Dans les décisions J 17/97 et J 18/97, le mandataire a déposé la demande divisionnaire sous un autre nom que la demande initiale. Par conséquent la section de dépôt a refusé de traiter la demande en tant que demande divisionnaire. Le mandataire a déposé une requête en rectification au titre de la règle 88 CBE 1973 (désormais règle 139 CBE), visant à remplacer le nom du demandeur de la demande divisionnaire par le nom du demandeur de la demande principale. La chambre de recours juridique n'a pas fait droit à la requête parce que le demandeur n'avait pas prouvé que la demande divisionnaire avait été déposée par erreur sous le mauvais nom. La règle 88 CBE 1973 ne peut pas être utilisée pour permettre à une personne de faire accepter un revirement de sa part ou une évolution de ses intentions.

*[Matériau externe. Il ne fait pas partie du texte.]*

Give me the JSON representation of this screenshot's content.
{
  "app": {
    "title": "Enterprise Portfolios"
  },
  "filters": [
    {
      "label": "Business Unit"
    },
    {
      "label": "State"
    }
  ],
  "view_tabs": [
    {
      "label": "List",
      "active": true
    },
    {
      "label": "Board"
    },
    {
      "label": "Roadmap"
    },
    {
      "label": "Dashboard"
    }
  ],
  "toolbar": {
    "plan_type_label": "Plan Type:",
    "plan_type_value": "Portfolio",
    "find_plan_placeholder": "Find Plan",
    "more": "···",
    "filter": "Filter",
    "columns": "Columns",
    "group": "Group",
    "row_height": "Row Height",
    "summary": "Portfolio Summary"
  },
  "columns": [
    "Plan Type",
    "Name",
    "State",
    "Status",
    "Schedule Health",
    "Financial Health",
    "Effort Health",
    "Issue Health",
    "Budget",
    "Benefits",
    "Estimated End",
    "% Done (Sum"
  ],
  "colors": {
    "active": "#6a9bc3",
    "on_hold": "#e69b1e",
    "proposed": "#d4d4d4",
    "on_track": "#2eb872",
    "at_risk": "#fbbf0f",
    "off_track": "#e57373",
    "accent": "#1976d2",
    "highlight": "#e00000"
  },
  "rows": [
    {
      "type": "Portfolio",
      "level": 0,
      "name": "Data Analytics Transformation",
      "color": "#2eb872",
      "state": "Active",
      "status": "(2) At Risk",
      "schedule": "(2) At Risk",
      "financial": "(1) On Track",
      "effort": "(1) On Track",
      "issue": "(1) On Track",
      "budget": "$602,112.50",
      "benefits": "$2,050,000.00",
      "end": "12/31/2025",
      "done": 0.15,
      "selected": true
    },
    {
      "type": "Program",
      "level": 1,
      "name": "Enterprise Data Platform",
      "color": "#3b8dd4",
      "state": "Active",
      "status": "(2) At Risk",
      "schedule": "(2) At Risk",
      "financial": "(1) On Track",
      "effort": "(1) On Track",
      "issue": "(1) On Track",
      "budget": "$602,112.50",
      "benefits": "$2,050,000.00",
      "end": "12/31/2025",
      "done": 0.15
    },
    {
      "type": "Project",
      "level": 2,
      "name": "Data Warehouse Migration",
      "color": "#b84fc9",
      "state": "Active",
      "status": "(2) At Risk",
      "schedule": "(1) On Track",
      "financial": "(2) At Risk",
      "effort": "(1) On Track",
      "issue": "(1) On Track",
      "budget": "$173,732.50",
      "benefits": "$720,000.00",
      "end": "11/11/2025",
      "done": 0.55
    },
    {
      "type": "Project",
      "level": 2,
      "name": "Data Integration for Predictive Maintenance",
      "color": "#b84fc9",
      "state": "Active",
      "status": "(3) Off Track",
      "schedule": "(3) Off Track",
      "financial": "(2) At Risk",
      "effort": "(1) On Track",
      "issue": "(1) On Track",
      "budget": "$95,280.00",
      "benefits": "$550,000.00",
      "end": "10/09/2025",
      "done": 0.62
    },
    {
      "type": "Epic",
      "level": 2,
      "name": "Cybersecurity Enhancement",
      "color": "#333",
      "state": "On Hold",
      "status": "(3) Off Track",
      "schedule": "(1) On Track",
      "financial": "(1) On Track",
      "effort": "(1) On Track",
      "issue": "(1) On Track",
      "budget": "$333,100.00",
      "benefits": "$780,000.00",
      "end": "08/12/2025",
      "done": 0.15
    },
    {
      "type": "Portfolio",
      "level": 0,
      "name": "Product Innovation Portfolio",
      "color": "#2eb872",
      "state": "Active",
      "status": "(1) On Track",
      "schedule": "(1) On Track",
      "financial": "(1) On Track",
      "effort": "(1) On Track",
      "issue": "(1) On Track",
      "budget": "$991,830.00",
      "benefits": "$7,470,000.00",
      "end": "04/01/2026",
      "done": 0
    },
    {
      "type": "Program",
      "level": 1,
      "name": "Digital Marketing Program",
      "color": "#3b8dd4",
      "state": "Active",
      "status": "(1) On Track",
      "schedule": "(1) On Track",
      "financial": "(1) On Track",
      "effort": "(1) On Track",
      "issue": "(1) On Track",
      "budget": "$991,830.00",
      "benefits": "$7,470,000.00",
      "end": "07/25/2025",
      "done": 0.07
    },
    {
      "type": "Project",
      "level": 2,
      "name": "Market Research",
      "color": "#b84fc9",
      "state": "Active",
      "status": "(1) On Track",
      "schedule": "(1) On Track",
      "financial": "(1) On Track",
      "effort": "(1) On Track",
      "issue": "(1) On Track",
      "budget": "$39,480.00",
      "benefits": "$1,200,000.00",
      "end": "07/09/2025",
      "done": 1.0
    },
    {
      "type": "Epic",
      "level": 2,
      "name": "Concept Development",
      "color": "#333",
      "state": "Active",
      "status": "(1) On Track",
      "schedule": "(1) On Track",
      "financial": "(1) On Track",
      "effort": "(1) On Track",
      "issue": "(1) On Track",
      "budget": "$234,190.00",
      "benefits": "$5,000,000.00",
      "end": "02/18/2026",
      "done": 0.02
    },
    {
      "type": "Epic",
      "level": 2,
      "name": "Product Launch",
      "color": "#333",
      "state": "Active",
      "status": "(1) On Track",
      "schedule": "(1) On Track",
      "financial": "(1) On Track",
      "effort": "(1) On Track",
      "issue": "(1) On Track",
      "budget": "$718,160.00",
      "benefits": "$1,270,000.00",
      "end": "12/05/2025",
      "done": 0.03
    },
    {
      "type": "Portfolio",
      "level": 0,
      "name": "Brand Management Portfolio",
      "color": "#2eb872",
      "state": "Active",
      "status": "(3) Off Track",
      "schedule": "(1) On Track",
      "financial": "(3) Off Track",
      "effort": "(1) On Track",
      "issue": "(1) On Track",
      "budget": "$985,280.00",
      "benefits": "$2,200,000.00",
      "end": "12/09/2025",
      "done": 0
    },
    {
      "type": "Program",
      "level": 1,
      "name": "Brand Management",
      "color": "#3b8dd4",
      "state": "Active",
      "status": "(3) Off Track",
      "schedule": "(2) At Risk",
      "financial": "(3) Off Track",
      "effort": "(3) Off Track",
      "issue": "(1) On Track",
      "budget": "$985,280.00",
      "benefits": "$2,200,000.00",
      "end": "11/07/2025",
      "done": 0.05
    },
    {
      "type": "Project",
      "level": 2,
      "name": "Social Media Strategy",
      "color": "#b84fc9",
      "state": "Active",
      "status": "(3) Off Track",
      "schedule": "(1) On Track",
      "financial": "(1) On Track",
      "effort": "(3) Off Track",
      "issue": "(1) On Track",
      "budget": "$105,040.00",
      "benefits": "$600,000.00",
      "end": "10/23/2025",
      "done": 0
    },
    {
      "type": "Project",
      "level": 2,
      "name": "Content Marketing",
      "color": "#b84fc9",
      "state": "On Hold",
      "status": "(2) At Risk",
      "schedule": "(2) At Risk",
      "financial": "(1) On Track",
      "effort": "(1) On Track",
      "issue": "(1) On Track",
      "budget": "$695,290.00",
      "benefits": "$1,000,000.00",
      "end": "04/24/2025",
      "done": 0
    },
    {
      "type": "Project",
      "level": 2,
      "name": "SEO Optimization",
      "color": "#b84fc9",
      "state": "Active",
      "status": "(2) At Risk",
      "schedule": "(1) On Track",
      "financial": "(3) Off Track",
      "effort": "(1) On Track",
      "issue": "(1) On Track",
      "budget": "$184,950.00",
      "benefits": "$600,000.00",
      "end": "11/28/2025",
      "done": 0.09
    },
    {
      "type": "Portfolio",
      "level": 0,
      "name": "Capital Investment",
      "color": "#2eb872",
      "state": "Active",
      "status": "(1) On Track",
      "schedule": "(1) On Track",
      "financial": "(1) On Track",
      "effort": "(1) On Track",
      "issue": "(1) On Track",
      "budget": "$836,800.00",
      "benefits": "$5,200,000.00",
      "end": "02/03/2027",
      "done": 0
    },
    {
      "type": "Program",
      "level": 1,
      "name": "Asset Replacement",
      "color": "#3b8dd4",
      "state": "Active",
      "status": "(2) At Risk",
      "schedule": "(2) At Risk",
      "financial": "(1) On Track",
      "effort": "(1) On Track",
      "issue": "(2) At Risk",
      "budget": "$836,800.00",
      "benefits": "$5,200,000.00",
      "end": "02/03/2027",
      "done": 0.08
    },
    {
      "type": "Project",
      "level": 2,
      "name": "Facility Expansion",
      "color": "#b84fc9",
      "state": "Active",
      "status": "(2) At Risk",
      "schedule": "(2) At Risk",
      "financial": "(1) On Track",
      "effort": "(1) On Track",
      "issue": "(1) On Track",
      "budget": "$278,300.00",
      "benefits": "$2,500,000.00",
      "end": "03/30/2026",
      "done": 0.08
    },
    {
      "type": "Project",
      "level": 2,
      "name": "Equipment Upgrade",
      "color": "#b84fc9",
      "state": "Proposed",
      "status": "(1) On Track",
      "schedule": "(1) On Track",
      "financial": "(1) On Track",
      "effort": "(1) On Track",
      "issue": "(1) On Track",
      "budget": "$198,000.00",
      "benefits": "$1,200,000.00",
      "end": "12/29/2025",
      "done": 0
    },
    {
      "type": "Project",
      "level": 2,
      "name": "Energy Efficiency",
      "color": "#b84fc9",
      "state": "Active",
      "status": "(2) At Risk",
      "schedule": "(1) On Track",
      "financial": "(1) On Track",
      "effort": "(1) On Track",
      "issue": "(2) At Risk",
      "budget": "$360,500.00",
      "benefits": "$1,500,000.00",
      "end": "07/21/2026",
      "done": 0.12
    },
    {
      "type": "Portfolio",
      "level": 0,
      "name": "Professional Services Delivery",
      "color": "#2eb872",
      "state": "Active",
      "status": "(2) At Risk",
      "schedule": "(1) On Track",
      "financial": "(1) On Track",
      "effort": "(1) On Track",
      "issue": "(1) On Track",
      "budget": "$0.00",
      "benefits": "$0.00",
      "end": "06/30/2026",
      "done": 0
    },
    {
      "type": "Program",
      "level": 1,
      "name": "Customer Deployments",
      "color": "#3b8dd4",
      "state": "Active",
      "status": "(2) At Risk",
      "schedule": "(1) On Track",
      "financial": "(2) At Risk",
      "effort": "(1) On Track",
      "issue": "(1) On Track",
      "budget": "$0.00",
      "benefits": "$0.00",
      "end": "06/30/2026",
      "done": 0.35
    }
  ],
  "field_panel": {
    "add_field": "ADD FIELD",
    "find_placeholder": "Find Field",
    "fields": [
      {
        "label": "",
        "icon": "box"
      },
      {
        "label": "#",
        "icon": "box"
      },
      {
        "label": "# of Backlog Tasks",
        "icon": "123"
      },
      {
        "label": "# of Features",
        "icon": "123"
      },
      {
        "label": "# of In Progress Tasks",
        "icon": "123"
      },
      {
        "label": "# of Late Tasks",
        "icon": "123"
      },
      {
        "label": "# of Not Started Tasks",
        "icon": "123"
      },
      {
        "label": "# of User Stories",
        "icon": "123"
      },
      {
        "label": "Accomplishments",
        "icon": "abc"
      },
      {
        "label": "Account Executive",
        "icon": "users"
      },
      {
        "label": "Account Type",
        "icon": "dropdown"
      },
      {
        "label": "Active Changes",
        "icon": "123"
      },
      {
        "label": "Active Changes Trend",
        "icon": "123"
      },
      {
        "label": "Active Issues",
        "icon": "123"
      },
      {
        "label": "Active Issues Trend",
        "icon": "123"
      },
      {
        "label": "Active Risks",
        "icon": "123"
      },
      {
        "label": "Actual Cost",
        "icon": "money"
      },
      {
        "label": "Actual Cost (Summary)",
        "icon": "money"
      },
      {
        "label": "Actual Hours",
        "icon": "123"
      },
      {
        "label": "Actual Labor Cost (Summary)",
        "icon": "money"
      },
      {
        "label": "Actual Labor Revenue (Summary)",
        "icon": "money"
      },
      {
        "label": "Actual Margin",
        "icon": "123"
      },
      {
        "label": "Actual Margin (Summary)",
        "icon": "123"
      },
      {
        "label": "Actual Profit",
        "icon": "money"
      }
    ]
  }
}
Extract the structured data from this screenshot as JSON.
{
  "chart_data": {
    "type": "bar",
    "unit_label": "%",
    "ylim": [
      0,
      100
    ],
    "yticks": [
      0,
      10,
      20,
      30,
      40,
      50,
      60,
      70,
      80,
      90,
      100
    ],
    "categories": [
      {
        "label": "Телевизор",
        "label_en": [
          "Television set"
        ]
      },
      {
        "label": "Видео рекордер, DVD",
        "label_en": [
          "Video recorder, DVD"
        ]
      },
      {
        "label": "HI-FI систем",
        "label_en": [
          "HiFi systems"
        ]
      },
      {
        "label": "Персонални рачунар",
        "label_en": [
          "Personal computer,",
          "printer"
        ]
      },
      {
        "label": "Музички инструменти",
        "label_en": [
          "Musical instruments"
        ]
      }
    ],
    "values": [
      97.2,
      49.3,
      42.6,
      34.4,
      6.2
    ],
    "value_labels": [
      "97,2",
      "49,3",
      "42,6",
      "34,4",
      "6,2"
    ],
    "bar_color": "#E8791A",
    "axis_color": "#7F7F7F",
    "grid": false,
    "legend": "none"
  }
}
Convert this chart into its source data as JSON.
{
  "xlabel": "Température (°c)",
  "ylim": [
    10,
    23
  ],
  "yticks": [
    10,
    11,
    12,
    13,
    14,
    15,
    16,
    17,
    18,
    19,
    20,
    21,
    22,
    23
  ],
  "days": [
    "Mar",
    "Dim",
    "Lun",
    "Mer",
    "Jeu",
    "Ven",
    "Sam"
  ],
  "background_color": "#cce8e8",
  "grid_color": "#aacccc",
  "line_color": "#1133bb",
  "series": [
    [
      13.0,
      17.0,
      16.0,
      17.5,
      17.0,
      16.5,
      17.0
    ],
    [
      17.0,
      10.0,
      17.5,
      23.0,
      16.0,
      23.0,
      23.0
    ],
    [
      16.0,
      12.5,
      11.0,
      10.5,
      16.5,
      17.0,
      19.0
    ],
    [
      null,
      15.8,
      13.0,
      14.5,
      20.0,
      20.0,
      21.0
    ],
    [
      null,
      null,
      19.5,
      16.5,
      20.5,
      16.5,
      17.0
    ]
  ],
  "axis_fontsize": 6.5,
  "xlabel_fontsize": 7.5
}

Dans l'affaire T 1008/99, la requête en rectification d'erreurs concernait une demande divisionnaire qui avait été déposée avec une description erronée sans aucun lien avec la demande initiale. La description produite par erreur devait donc être remplacée par la description de la demande initiale. La chambre n'a pas fait droit à la requête et a estimé qu'aux fins de la règle 88 CBE 1973, l'erreur devait par conséquent ressortir de la demande divisionnaire elle-même et que la demande initiale ne pouvait pas servir à démontrer que l'erreur était évidente. Même s'il ressortait de la description, des revendications et des dessins tels que déposés que ces pièces n'avaient aucun lien entre elles, il n'apparaissait pas immédiatement de la demande divisionnaire elle-même quelle était la pièce erronée.